Detecting wide binaries using machine learning algorithms
Ashesh, Kaur, Aashish
We present a machine learning (ML) framework for the detection of wide binary star systems using Gaia DR3 data. By training supervised ML models on established wide binary catalogues, we efficiently classify wide binaries and employ clustering and nearest neighbour search to pair candidate systems. Our approach incorporates data preprocessing techniques such as SMOTE, correlation analysis, and PCA, and achieves high accuracy and recall in the task of wide binary classification. The resulting publicly available code enables rapid, scalable, and customizable analysis of wide binaries, complementing conventional analyses and providing a valuable resource for future astrophysical studies.
academic
Detecting Wide Binaries Using Machine Learning Algorithms
Title: Detecting wide binaries using machine learning algorithms
Authors: Amoy Ashesh (Indian Institute of Technology Patna & Trinity College Dublin), Harsimran Kaur (Indian Institute of Technology Patna), Sandeep Aashish (Indian Institute of Technology Patna)
This paper proposes a machine learning framework for detecting wide binary systems using Gaia DR3 data. By training supervised machine learning models on established wide binary catalogs, the researchers efficiently classify wide binaries and employ clustering and nearest neighbor search to pair candidate systems. The methodology integrates data preprocessing techniques including SMOTE, correlation analysis, and PCA, achieving high accuracy and recall rates in wide binary classification tasks. The publicly available code provided enables rapid, scalable, and customizable analysis of wide binaries, offering an effective complement to traditional analytical methods and providing valuable resources for future astrophysical research.
Wide binary systems consist of pairs of stars gravitationally bound at distances ranging from thousands to tens of thousands of astronomical units. These systems operate in low-acceleration environments and serve as ideal laboratories for testing modified gravity theories and standard gravitational deviations.
Computational Complexity: Traditional statistical methods rely on Monte Carlo simulations and complex probabilistic analysis, incurring high computational costs
Noise and Contamination: Identifying true gravitationally-bound pairs and detecting their dynamical anomalies is complicated by noise, contamination, and data scale
Chance Alignments: As separation distance increases, the number of chance alignments increases, presenting challenges for accurate identification
Machine learning methods provide scalable alternatives that can efficiently predict binary systems from noisy background populations through clustering algorithms and nearest neighbor search techniques, offering tools for discovering new physics.
Input: Stellar records from raw Gaia DR3 data
Output: Binary classification labels (wide binary system membership) + binary pairing
Constraint: Supervised learning based on the wide binary catalog established by El-Badry et al.
The original data distribution is highly imbalanced (494,664 vs 5,336).
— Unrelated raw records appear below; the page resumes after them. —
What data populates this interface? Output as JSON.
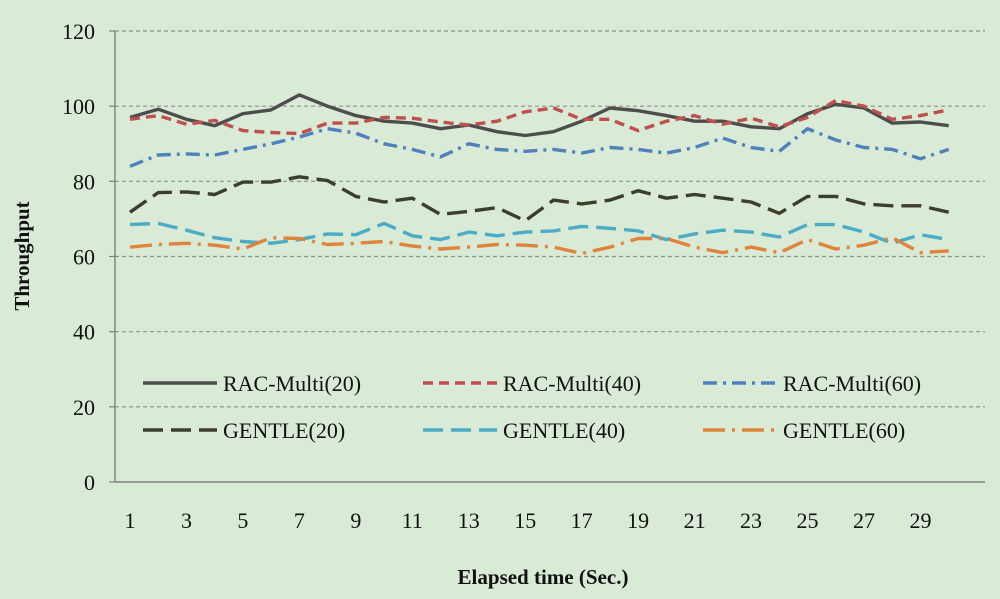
{
  "chart_data": {
    "type": "line",
    "title": "",
    "xlabel": "Elapsed time (Sec.)",
    "ylabel": "Throughput",
    "ylim": [
      0,
      120
    ],
    "yticks": [
      0,
      20,
      40,
      60,
      80,
      100,
      120
    ],
    "x": [
      1,
      2,
      3,
      4,
      5,
      6,
      7,
      8,
      9,
      10,
      11,
      12,
      13,
      14,
      15,
      16,
      17,
      18,
      19,
      20,
      21,
      22,
      23,
      24,
      25,
      26,
      27,
      28,
      29,
      30
    ],
    "xtick_labels": [
      "1",
      "3",
      "5",
      "7",
      "9",
      "11",
      "13",
      "15",
      "17",
      "19",
      "21",
      "23",
      "25",
      "27",
      "29"
    ],
    "grid": "horizontal dashed",
    "legend_position": "lower-center inside plot",
    "series": [
      {
        "name": "RAC-Multi(20)",
        "color": "#4d4d4d",
        "dash": "solid",
        "values": [
          97,
          99.2,
          96.5,
          94.8,
          98,
          99,
          103,
          100,
          97.5,
          96,
          95.5,
          94,
          95,
          93.2,
          92.2,
          93.2,
          96,
          99.5,
          98.8,
          97.5,
          96,
          96,
          94.5,
          94,
          98,
          100.5,
          99.5,
          95.5,
          95.8,
          94.8
        ]
      },
      {
        "name": "RAC-Multi(40)",
        "color": "#c0504d",
        "dash": "dash",
        "values": [
          96.5,
          97.5,
          95.2,
          96.2,
          93.5,
          93,
          92.7,
          95.5,
          95.5,
          97,
          96.8,
          95.8,
          95,
          96,
          98.5,
          99.5,
          96.5,
          96.5,
          93.5,
          96,
          97.5,
          95.2,
          96.8,
          94.5,
          97,
          101.5,
          100,
          96.5,
          97.5,
          99
        ]
      },
      {
        "name": "RAC-Multi(60)",
        "color": "#4f81bd",
        "dash": "dashdot",
        "values": [
          84,
          87,
          87.3,
          87,
          88.5,
          90,
          91.8,
          94,
          92.8,
          90,
          88.5,
          86.5,
          90,
          88.5,
          88,
          88.5,
          87.5,
          89,
          88.5,
          87.5,
          89,
          91.5,
          89,
          88,
          94,
          91,
          89,
          88.5,
          86,
          88.5
        ]
      },
      {
        "name": "GENTLE(20)",
        "color": "#3d3d2b",
        "dash": "longdash",
        "values": [
          71.8,
          77,
          77.2,
          76.5,
          79.8,
          79.8,
          81.2,
          80.2,
          76,
          74.5,
          75.5,
          71.2,
          72,
          73,
          69.5,
          75,
          74,
          75,
          77.5,
          75.5,
          76.5,
          75.5,
          74.5,
          71.5,
          76,
          76,
          74,
          73.5,
          73.5,
          71.8
        ]
      },
      {
        "name": "GENTLE(40)",
        "color": "#4bacc6",
        "dash": "longdash",
        "values": [
          68.5,
          68.8,
          67,
          65,
          64,
          63.5,
          64.5,
          66,
          65.8,
          68.8,
          65.5,
          64.5,
          66.5,
          65.5,
          66.5,
          66.8,
          68,
          67.5,
          66.8,
          64.5,
          66,
          67,
          66.5,
          65.2,
          68.5,
          68.5,
          66.5,
          63.5,
          65.8,
          64.5
        ]
      },
      {
        "name": "GENTLE(60)",
        "color": "#e0843c",
        "dash": "longdashdot",
        "values": [
          62.5,
          63.2,
          63.5,
          63,
          62,
          65,
          64.8,
          63.2,
          63.5,
          64,
          62.8,
          62,
          62.5,
          63.2,
          63,
          62.5,
          60.8,
          62.5,
          64.8,
          64.8,
          62.5,
          61,
          62.5,
          61,
          64.5,
          62,
          63,
          65,
          61,
          61.5
        ]
      }
    ]
  }
}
SMOTE technology generates synthetic minority class samples through interpolation, significantly improving model performance.
Clustering for dimensionality reduction is performed first, followed by nearest neighbor search within each cluster, effectively reducing the O(n²) pairing complexity.
El-Badry et al. (2021) - Foundational work on wide binary catalog construction
Chawla et al. (2002) - Original SMOTE technique paper
Breiman (2001) - Random Forest algorithm
Baron (2019) - Survey of machine learning applications in astronomy
Overall Assessment: This is a technically solid and highly practical application paper. The authors successfully apply machine learning techniques to a specific astrophysical problem, achieving significant performance improvements. While relatively limited in theoretical innovation, its open-source tools and systematic methodology make substantial contributions to the field. This work provides an important foundation for subsequent gravity theory testing and anomalous wide binary detection.